Credential isolation
AWS credentials are stored encrypted in the Jentic vault (MAXsystem). Each A2I Runtime call is signed with SigV4 server-side; the agent only receives scoped, short-lived authorisation, so raw access keys never enter the agent's context.
Intent-based discovery
Agents search by intent (e.g., 'send a prediction for human review') and Jentic returns matching A2I operations with their input schemas, so the agent calls StartHumanLoop or DescribeHumanLoop without browsing AWS docs.
Time to first call
Direct A2I Runtime integration: 1 day for SigV4 signing and S3-output handling. Through Jentic: under 30 minutes for the API surface — search, load schema, execute (the flow definition still needs to exist in SageMaker).
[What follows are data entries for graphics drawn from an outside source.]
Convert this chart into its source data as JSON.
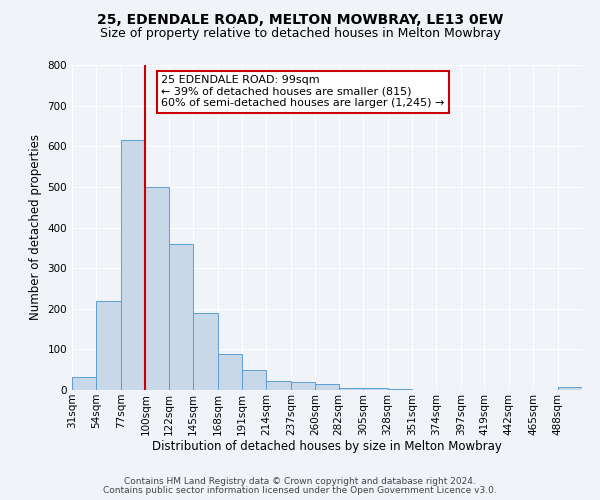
{
  "title": "25, EDENDALE ROAD, MELTON MOWBRAY, LE13 0EW",
  "subtitle": "Size of property relative to detached houses in Melton Mowbray",
  "xlabel": "Distribution of detached houses by size in Melton Mowbray",
  "ylabel": "Number of detached properties",
  "bin_labels": [
    "31sqm",
    "54sqm",
    "77sqm",
    "100sqm",
    "122sqm",
    "145sqm",
    "168sqm",
    "191sqm",
    "214sqm",
    "237sqm",
    "260sqm",
    "282sqm",
    "305sqm",
    "328sqm",
    "351sqm",
    "374sqm",
    "397sqm",
    "419sqm",
    "442sqm",
    "465sqm",
    "488sqm"
  ],
  "bar_values": [
    32,
    220,
    615,
    500,
    360,
    190,
    88,
    50,
    22,
    20,
    14,
    4,
    4,
    3,
    1,
    1,
    0,
    0,
    0,
    0,
    7
  ],
  "bin_edges": [
    31,
    54,
    77,
    100,
    122,
    145,
    168,
    191,
    214,
    237,
    260,
    282,
    305,
    328,
    351,
    374,
    397,
    419,
    442,
    465,
    488,
    511
  ],
  "bar_color": "#c8d8e8",
  "bar_edge_color": "#5a9fd4",
  "property_line_x": 100,
  "property_line_color": "#cc0000",
  "annotation_text": "25 EDENDALE ROAD: 99sqm\n← 39% of detached houses are smaller (815)\n60% of semi-detached houses are larger (1,245) →",
  "annotation_box_color": "#ffffff",
  "annotation_box_edge_color": "#cc0000",
  "ylim": [
    0,
    800
  ],
  "yticks": [
    0,
    100,
    200,
    300,
    400,
    500,
    600,
    700,
    800
  ],
  "footer_line1": "Contains HM Land Registry data © Crown copyright and database right 2024.",
  "footer_line2": "Contains public sector information licensed under the Open Government Licence v3.0.",
  "background_color": "#f0f4f8",
  "grid_color": "#ffffff",
  "title_fontsize": 10,
  "subtitle_fontsize": 9,
  "axis_fontsize": 8.5,
  "tick_fontsize": 7.5,
  "footer_fontsize": 6.5,
  "annotation_fontsize": 8
}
Alternatives and complements available in the Jentic catalogue.
Amazon SageMaker
Create the FlowDefinition and produce the predictions that A2I reviews
Use SageMaker to define the flow and serve predictions; use A2I Runtime when those predictions fall below confidence threshold.
Amazon Textract
Textract output is a common A2I input for human document review
Use Textract for document OCR; route low-confidence Textract output through A2I when accuracy matters.
Amazon Mechanical Turk
Lower-level crowdsourcing API — A2I sits on top of it for ML-specific review
Choose Mechanical Turk when you need direct control over crowdsourced HIT design; choose A2I when you want managed integration with SageMaker predictions.
Specific to using Amazon Augmented AI Runtime API through Jentic.
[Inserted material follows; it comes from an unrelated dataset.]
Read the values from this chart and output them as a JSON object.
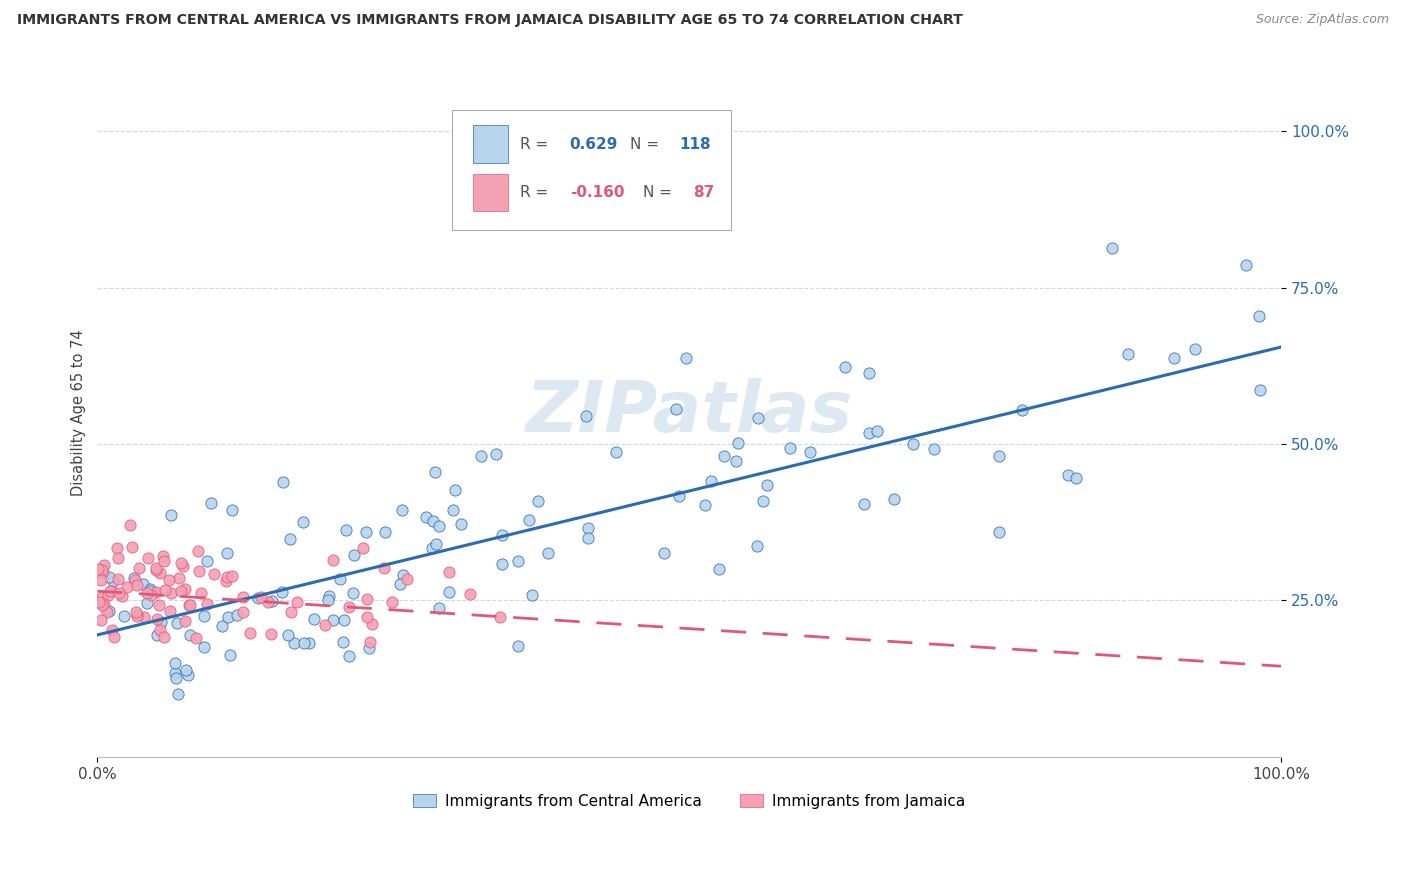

Why is there no official OpenAPI spec for Amazon Augmented AI Runtime?
AWS does not publish an OpenAPI specification. Jentic generates and maintains this spec so that AI agents and developers can call Amazon Augmented AI Runtime via structured tooling. It is validated against the live API and kept up to date. Get started at https://app.jentic.com/sign-up.
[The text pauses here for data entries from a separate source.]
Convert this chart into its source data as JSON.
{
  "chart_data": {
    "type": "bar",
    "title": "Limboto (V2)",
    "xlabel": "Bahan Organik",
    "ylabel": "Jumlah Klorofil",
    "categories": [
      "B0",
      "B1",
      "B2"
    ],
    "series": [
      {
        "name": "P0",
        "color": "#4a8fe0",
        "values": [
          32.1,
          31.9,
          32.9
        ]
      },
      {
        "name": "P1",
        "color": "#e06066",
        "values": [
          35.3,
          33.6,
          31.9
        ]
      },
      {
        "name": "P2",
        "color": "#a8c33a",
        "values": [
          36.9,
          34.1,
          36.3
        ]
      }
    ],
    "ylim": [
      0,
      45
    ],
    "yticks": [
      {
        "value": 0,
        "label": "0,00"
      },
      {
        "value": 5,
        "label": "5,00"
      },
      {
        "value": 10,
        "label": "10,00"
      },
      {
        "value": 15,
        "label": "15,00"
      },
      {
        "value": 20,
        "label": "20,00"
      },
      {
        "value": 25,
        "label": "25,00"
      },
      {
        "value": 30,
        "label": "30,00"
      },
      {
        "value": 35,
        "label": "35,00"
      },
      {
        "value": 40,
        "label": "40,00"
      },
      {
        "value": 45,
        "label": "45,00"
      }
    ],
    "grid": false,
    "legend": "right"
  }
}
What authentication does the Amazon Augmented AI Runtime API use?
A2I Runtime uses AWS Signature Version 4 HMAC signing with an access key ID and secret access key, optionally with a session token. Through Jentic, those credentials live in the MAXsystem vault and the agent never handles raw secrets — Jentic signs each request server-side.
Can I create a flow definition with the Amazon Augmented AI Runtime API?
No — flow definitions are created via the SageMaker control-plane API (CreateFlowDefinition), not the A2I runtime. The runtime only starts, reads, stops, and deletes individual HumanLoop tasks against an already-defined flow. Set up the flow definition first in SageMaker, then call StartHumanLoop here.
What are the rate limits for the Amazon Augmented AI Runtime API?
AWS does not publish a fixed RPS for A2I Runtime in the spec; standard AWS API throttling applies. The deeper bottleneck is reviewer throughput, not API rate — high-volume workflows should size the workforce appropriately and use ListHumanLoops to monitor backlog.
How do I send a model prediction for human review through Jentic?
Search Jentic for 'send a prediction for human review', load StartHumanLoop, and call POST /human-loops with FlowDefinitionArn, a unique HumanLoopName, and the input JSON. Then poll DescribeHumanLoop until HumanLoopStatus is Completed and read HumanLoopOutput.OutputS3Uri for the reviewer's verdict. Install with pip install jentic.
Where does the Amazon Augmented AI Runtime API store the reviewer's output?
Reviewer output is written to the S3 bucket configured in the flow definition, not returned inline. DescribeHumanLoop returns an OutputS3Uri pointing at the JSON object the reviewer produced; your application reads it directly from S3 once the loop status is Completed.